Cause #3 - A software bug
If the previous causes did not solve your problem, then there is a chance that a software change is breaking the kernel for the device you are building for. To get more information on exactly where the kernel is failing, it is recommended that you enable CONFIG_DEBUG_LL in the linux kernel configuration. This may print out more information after "booting the kernel" is seen and may help determine where the kernel is failing. Even if you are unable to make any further progress from here, providing as much information as you can will help others determine where the problem is.
Problem #3 - No console prompt seen after kernel boot
After the kernel has finished booting you may see a console message such as "Please press Enter to activate this console" and when hitting enter a console prompt appear which may be signified by a character such as "#". An example output is shown below.
Sending DHCP requests .<6>eth0: link up, 100Mbps, full-duplex, lpa 0xCDE1 ., OK IP-Config: Got DHCP answer from 255.255.255.255, my address is 220.127.116.11 IP-Config: Complete: device=eth0, addr=18.104.22.168, mask=255.255.254.0, gw=22.214.171.124, host=126.96.36.199, domain=am.dhcp.ti.com, nis-domain=(none), bootserver=255.255.255.255, rootserver=188.8.131.52, rootpath= Looking up port of RPC 100003/2 on 184.108.40.206 Looking up port of RPC 100005/1 on 220.127.116.11 VFS: Mounted root (nfs filesystem). Freeing init memory: 136K init started: BusyBox v1.11.1 (2008-10-05 04:40:51 CDT) starting pid 288, tty : '/etc/init.d/rcS' System initialization... Hostname : OMAP3EVM Filesystem : v1.0.0 Kernel release : Linux 18.104.22.168-omap3 Kernel version : #12 Mon Oct 6 01:22:49 CDT 2008 Mounting /proc : [SUCCESS] Mounting /sys : [SUCCESS] Mounting /dev : [SUCCESS] Mounting /dev/pts : [SUCCESS] Enabling hot-plug : [SUCCESS] Populating /dev : [SUCCESS] Disabling Power mgmt : [SUCCESS] Turn off LCD after 1 hour : [SUCCESS] Mounting other filesystems : [SUCCESS] Starting syslogd : [SUCCESS] Starting telnetd : [SUCCESS] System initialization complete. Please press Enter to activate this console.

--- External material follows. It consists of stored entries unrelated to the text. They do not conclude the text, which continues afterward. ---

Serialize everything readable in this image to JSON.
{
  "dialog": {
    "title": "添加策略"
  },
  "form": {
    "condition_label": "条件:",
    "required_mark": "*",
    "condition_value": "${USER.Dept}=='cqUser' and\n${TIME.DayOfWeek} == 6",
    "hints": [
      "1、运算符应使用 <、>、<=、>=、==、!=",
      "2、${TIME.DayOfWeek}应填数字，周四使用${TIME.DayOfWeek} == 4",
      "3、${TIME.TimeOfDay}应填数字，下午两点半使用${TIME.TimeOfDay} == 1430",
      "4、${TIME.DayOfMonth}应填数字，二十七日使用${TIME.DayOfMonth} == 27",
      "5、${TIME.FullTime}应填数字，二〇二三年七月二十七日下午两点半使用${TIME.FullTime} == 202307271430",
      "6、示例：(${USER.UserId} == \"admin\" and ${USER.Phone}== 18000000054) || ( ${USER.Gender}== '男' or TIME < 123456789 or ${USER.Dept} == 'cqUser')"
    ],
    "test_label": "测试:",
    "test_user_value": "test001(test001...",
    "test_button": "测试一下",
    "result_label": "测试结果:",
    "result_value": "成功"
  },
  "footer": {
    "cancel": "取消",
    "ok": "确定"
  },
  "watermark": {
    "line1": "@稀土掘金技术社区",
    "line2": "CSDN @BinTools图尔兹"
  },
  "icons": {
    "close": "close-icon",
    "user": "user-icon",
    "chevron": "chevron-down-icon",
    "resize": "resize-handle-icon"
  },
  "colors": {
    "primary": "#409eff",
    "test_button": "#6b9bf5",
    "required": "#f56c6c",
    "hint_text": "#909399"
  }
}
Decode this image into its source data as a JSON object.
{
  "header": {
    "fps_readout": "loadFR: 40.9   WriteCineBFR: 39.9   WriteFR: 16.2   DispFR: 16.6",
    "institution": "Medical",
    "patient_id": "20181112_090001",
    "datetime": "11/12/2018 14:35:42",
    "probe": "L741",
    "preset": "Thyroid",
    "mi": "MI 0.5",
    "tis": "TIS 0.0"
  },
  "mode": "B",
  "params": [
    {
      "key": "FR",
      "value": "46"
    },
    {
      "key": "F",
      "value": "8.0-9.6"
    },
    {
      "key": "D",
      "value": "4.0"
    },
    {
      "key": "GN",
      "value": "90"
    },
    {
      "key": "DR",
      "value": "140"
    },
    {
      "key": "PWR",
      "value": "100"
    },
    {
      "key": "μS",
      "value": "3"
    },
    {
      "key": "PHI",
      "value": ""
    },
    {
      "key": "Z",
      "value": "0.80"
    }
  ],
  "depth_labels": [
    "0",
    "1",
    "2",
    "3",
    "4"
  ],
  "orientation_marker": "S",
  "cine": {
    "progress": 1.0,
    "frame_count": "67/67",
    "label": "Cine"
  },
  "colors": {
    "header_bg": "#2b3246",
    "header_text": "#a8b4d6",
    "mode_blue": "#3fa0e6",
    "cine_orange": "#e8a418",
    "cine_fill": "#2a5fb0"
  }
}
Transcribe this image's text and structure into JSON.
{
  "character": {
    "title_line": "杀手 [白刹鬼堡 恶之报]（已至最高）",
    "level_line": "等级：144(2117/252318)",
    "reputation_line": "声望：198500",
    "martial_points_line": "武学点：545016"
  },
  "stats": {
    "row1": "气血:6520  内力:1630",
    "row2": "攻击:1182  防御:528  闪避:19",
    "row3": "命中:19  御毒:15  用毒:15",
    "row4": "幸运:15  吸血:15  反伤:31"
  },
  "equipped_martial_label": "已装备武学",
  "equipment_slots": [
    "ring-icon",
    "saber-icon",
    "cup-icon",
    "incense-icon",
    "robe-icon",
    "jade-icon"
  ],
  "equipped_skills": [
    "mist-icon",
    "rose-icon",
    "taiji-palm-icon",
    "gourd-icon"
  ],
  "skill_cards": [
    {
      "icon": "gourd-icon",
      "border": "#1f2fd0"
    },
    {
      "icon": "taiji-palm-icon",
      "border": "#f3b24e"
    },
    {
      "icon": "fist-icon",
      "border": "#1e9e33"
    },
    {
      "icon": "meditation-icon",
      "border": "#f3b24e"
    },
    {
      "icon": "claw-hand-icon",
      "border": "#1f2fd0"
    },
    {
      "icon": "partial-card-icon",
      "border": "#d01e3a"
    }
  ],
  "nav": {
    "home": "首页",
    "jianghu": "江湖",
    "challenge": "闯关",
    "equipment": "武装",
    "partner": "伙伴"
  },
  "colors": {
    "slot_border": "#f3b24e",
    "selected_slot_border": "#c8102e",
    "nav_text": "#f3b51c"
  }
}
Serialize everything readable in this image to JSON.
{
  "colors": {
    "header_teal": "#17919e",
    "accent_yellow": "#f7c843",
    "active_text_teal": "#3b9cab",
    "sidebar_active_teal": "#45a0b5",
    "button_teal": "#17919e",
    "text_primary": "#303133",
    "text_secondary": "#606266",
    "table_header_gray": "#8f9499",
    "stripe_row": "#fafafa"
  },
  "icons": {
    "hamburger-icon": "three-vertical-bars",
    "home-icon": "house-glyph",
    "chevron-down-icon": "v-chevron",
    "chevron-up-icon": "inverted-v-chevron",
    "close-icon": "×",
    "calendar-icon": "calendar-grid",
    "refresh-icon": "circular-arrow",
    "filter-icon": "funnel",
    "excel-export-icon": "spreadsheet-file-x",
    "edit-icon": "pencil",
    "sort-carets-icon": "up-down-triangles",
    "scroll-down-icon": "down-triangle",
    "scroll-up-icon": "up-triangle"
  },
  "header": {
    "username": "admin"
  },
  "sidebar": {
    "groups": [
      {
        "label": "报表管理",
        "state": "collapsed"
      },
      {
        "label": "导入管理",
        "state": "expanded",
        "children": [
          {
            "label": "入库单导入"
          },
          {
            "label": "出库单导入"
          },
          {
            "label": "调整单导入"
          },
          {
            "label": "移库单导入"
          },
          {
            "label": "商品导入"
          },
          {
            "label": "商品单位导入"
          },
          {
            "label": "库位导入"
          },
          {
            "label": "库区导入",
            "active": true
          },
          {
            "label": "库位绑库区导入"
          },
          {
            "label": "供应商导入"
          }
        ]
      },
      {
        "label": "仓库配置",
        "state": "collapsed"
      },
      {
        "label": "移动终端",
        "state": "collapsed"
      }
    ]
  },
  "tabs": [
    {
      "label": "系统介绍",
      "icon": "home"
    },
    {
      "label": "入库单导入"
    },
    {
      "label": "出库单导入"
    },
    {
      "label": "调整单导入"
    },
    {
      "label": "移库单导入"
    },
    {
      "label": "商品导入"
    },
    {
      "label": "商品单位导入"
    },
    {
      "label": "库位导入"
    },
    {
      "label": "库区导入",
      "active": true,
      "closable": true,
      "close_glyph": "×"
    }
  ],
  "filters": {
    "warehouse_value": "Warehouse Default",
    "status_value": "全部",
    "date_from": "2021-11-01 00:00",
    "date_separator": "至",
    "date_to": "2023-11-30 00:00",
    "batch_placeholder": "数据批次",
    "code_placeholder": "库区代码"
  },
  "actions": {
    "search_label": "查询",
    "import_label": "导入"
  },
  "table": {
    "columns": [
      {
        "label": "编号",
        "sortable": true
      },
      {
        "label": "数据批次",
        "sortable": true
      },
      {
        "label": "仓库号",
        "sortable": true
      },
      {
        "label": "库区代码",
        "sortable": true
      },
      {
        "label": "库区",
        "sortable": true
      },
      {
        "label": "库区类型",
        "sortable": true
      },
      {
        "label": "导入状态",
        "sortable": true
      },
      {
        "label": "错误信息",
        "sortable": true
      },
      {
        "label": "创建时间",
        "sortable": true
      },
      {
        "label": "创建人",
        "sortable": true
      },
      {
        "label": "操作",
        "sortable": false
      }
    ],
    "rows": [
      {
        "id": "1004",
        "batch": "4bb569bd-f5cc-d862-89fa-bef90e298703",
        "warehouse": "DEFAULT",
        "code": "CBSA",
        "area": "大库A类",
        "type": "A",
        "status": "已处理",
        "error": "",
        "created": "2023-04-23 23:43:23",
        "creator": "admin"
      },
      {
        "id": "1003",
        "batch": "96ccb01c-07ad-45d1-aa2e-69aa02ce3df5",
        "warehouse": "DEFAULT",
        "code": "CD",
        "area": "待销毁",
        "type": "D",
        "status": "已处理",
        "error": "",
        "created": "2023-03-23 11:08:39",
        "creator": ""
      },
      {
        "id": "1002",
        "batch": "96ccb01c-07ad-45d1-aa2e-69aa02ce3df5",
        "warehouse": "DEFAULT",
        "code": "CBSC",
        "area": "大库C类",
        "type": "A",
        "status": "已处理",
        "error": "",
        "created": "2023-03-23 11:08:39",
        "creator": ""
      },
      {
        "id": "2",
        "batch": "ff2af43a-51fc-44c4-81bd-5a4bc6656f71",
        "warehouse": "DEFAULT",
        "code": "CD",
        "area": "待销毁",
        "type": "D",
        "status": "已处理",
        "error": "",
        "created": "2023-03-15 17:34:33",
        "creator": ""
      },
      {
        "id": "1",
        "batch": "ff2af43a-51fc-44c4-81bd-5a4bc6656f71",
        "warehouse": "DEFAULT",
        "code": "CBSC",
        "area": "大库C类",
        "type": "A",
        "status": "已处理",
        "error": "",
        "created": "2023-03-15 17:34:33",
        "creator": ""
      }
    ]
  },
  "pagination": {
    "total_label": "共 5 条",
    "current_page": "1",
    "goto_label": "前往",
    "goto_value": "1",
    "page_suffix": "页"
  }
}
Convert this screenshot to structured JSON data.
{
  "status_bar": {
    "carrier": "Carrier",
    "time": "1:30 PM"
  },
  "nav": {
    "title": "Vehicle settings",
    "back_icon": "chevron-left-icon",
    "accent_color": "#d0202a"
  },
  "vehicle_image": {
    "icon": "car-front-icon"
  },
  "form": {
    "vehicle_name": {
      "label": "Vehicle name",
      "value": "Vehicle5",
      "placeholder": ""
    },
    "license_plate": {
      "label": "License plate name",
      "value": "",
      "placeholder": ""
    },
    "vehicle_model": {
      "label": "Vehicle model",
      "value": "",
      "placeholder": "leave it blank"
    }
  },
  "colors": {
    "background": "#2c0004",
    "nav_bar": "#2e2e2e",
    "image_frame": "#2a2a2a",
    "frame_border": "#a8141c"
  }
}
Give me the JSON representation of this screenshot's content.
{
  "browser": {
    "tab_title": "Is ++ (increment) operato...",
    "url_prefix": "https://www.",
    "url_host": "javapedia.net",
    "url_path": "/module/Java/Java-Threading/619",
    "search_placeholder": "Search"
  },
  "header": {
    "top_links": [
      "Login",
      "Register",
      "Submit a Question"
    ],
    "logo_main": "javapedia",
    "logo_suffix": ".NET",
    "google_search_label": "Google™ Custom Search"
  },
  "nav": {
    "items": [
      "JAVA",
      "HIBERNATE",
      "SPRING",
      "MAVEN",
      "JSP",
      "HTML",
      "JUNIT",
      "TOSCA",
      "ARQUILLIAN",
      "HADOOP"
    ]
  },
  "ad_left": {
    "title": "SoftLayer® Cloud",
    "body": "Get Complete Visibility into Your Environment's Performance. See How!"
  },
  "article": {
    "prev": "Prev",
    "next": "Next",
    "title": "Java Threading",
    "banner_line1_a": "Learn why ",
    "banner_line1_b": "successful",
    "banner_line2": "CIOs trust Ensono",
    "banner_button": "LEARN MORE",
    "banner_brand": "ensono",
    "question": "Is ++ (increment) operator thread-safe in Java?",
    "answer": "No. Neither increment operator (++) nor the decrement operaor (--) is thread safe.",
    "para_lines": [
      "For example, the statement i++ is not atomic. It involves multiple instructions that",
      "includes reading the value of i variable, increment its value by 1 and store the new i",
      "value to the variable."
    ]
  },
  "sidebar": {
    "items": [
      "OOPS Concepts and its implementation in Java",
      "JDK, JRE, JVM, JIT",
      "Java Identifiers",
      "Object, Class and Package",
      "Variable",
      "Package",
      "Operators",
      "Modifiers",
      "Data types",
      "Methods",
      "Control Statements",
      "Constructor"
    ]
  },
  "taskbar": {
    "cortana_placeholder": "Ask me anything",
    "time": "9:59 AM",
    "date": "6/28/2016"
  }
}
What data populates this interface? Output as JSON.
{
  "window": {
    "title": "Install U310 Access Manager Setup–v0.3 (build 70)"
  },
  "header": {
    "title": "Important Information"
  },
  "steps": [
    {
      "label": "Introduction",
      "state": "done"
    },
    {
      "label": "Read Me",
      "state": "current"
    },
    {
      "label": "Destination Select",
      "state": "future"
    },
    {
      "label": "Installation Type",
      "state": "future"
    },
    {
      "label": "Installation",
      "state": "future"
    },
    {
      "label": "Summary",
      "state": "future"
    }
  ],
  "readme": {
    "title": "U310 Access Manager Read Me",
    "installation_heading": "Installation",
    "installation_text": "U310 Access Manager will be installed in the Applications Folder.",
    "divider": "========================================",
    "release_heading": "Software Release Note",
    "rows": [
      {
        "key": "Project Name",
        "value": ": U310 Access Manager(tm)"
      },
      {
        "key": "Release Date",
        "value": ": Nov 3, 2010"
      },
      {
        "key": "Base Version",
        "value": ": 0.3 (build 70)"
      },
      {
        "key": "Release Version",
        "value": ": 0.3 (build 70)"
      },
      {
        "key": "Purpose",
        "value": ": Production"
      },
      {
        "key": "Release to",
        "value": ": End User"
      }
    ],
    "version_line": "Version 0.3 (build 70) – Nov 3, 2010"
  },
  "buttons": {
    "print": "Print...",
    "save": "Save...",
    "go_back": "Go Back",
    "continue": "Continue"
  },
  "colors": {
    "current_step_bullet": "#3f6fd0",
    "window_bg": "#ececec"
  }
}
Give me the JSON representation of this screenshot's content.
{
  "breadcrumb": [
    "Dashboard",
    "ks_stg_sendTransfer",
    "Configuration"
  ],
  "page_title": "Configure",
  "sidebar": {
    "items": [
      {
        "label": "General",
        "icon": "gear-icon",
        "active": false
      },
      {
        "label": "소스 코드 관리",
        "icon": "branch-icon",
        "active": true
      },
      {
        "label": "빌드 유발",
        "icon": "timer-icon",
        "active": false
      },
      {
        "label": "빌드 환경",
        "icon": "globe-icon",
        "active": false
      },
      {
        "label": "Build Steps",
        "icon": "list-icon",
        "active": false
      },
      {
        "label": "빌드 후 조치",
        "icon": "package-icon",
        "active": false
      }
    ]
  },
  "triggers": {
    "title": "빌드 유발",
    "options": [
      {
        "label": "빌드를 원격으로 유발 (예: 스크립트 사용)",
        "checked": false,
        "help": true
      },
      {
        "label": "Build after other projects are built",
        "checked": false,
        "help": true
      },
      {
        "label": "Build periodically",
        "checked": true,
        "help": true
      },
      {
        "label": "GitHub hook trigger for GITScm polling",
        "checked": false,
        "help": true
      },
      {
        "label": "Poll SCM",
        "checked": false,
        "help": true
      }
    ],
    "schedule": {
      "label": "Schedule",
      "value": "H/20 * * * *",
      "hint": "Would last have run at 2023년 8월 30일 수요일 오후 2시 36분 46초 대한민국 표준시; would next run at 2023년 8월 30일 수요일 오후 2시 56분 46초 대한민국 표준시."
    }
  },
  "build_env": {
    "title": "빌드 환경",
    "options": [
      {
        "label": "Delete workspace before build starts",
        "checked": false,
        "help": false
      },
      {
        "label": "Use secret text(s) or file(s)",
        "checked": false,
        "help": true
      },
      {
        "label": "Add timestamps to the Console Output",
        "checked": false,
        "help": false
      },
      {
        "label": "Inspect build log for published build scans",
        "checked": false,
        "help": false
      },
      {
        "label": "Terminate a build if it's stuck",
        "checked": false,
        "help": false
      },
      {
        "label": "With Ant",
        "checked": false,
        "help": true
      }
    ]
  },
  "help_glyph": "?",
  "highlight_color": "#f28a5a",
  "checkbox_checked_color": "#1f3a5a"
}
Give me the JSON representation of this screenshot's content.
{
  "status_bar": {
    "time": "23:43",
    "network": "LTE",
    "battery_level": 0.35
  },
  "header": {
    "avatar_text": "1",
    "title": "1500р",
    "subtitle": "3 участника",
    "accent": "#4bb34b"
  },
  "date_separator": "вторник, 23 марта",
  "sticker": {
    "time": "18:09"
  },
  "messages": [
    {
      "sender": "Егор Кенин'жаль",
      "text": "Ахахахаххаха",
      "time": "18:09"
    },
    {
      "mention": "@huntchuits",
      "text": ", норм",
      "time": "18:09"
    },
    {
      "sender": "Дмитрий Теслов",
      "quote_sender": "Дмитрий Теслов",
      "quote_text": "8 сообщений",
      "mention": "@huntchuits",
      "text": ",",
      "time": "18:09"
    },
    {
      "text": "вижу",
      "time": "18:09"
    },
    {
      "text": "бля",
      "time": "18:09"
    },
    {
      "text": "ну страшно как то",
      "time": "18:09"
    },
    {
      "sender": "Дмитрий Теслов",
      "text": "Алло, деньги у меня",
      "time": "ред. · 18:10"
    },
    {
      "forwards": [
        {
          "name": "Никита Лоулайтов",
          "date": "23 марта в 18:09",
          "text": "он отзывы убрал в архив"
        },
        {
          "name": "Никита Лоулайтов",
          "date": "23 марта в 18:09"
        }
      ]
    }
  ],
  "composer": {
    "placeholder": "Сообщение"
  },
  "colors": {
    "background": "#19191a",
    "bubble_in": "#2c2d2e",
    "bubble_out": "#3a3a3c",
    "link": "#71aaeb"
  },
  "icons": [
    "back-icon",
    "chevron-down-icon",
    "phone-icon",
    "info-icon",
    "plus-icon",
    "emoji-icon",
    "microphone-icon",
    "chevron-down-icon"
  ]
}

The console message indicates that a UNIX shell has been started and you may enter commands through what is knowns as the command-line. If you do not see such a message or a prompt appear and you are unable to enter commands via the command-line after the kernel boots, then typically indicates that the start-up scripts in file-system are selecting the wrong tty interface for the console. For example, this article describes how to create a busybox root file-system for an OMAP3 device. If you refer to this section on configuring the file-system you will find that a file called /etc/inittab is created with the following contents.
::sysinit:/etc/init.d/rcS # /bin/ash # # Start an "askfirst" shell on the serial port ttyS0::askfirst:-/bin/ash # Stuff to do when restarting the init process ::restart:/sbin/init # Stuff to do before rebooting ::ctrlaltdel:/sbin/reboot ::shutdown:/bin/umount -a -r ::shutdown:/sbin/swapoff -a
The above file is executed once the kernel has booted and you can see near the top of the script a "askfirst" shell is launch on ttyS0. If you attempted to use this file-system as-is with a OMAP3 Beagle board that uses ttyS2 for console output then you would not see a console prompt after the kernel boots. This is easily corrected by editing the above file and changing ttyS0 to ttyS2.